Samstag, 19. September 2020

🇺🇸 Read: Natalie Jenner: The Jane Austen Society

 This book came with high recommendation from Modern Mrs. Darcy, and I totally agree with her.



The book is set shortly after World War II, in Chawton, UK.

Never heard about it? It was the village where Jane Austen lived the last years of her life. Though in the 1950s, Jane Austen wasn’t quite the super star she is today, a few of the villagers really love her books and find peace and solace in reading them over and over again:


There is Florence Knight, a real descendant of Jane Austen’s brother, a spinster in her 50s, terrorized by her  old father.

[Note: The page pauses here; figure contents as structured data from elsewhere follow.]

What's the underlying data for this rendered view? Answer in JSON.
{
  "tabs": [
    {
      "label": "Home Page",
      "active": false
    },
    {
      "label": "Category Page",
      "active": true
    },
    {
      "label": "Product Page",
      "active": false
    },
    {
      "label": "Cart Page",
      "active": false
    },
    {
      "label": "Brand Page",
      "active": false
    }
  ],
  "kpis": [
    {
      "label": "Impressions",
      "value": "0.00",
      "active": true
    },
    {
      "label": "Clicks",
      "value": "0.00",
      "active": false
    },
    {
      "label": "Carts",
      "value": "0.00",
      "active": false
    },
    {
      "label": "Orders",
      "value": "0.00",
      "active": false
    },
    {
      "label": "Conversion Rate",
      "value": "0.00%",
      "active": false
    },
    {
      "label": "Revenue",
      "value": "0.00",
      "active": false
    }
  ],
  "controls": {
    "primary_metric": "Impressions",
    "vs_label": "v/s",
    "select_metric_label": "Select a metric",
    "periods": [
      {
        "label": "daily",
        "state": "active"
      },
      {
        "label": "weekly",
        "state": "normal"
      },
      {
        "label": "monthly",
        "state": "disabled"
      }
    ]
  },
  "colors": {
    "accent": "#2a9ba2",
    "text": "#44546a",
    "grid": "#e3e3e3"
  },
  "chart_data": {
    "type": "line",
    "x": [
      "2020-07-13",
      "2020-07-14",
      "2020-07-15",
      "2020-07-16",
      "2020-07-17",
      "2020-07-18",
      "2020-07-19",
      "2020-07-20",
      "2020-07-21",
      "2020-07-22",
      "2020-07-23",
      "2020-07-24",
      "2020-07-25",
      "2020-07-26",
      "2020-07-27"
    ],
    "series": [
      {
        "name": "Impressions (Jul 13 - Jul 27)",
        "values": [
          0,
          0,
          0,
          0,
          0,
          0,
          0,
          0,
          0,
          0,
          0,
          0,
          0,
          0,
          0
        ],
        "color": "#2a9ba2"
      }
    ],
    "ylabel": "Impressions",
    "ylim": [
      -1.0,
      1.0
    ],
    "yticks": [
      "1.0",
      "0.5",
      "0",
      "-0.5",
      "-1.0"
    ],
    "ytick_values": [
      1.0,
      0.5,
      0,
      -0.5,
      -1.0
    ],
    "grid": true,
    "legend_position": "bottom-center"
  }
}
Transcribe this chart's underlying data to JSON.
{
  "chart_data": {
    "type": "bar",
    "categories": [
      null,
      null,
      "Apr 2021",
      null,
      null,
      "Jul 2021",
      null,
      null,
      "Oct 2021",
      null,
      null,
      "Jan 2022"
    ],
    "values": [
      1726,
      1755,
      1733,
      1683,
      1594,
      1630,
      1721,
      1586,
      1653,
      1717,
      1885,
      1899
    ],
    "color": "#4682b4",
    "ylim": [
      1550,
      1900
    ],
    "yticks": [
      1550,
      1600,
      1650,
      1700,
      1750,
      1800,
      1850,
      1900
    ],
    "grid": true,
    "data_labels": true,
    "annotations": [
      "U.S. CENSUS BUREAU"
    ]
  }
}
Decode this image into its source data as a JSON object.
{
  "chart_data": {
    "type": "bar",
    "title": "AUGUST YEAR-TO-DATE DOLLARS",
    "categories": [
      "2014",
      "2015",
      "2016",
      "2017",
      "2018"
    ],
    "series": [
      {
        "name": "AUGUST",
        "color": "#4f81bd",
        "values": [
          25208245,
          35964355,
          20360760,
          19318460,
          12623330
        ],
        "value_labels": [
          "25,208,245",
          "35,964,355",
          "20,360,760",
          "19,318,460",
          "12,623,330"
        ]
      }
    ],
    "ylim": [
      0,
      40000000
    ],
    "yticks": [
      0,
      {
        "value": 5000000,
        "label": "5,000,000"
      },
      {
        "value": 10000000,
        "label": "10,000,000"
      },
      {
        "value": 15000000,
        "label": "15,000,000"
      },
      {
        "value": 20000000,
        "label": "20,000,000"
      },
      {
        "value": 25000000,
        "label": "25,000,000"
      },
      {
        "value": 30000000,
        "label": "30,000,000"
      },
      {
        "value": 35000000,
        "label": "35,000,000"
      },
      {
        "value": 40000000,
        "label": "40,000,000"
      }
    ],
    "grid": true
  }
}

Adam, a farmer and village aid, still living with his spiteful mother

Dr. Benjamin Grey, the village physician who lost his beloved wife and their daughter

Andrew Forester, the town solicitor, who knows what the fate of the Knight estate will be,

Adeline, the former village school teacher, pregnant with her first child, who’s husband died in the war,

Evie, a maid in the Knight household, who had to leave school at age 14, but who really loves books, and,

Mimi, a Hollywood actress with a great passion for Jane Austen, who stops by to visit the last place she lived.


This diverse group of women and men, poor and wealthy bonds over their common love for Jane Austen and their shared goal to preserve her memory. 

Life doesn’t mean to well with either of them in the trying times after the war, and, like in true Jan Austen manner, one or the other may find love and  compassion in rather unexpected ways.

While the story line is entertaining and interesting enough, this is also a book about book lovers and the joy of reading and finding likeminded people who love the same books. 

I read this book as an audio and loved the narration, too.



Samstag, 12. September 2020

🇺🇸 Read: Rodham by Curtis Sittenfeld (audio book)

 Do you know this idea, that, every time we make a decision, a door opens and another one closes? And that there are endless universes, that take a different path, depending on these decisions you made?

this is a book that explores that idea.

What if Hillary, whom we know as Hillary Clinton, would have decided to end her relationship to her cheating boyfriend, and would have lived on as 



This is a very interesting book, following the steps on a pretty average American woman born in the 1940s, coming of age in the 60s, going to college and then on to law school.

New and more opportunities for women, but also the traditional hurdles and questions: following my career aspirations or marrying and stepping back to support my husband?

We all know how it ended in real life: While she made it into the White House, she was not the president. Had to live through the public humiliation of her husbands “not having sexual relations with that woman” (*) .But would have her path ended in the Oval Office had she ditched Bill Clinton early on?

Curtis Sittenfeld imagines that she would have lived a public life as a politician anyway. And much of the criticism she faced in real life would have been thrown at her anyways as well. Her and Bill Clintons paths would have crossed over and over again, and anything that had been held against her because of her husband, would have been held against her because she might not have been his wife as well. A nasty woman always stays a nasty woman, no matter if she is a spinster, a wife, a mother, nun or president. How dare she. While imagining the big “what if’, Curtis Sittenfeld doesn’t turn her into a Saint, she always stays realistically, loyal and opportunistic, idealistic and pragmatic, relatable.

I quite enjoyed listening to this book, and the narrator did a tremendous job with the voicing of the different characters. I also loved how real life events, speeches facts were tweaked to fit the narration. 




(*) Since the beginning of the #metoo movement I thought a lot about Monica Lewinsky and what she went through. This affair was of course also discussed in Germany with a slight irritation about why the question where the president gets his sex is that important for American politics. In Germany, this would have never been the scandal that it was in the US.

Now, 30 years later, I have a hard time to believe we took no offense at all that  the - arguably- most powerful man in the western world took advantage of a young, inexperienced intern. And then, in the end, instead of being recognized as a victim of sexual harassment and working place harassment, she becomes the laughing stock of the world. With the first thing a lot of people saying: she isn’t even  pretty. 

She got bullied in every media outlet worldwide, ridiculed and violated over and over again. It was okay for a man to use a young woman as a toy and throw her away after using her. He should have been punished. Not for lying, but for exploitation. For being a sexual predator and offender.  And shame on all of us for not siding with the victim, but continuing the abuse.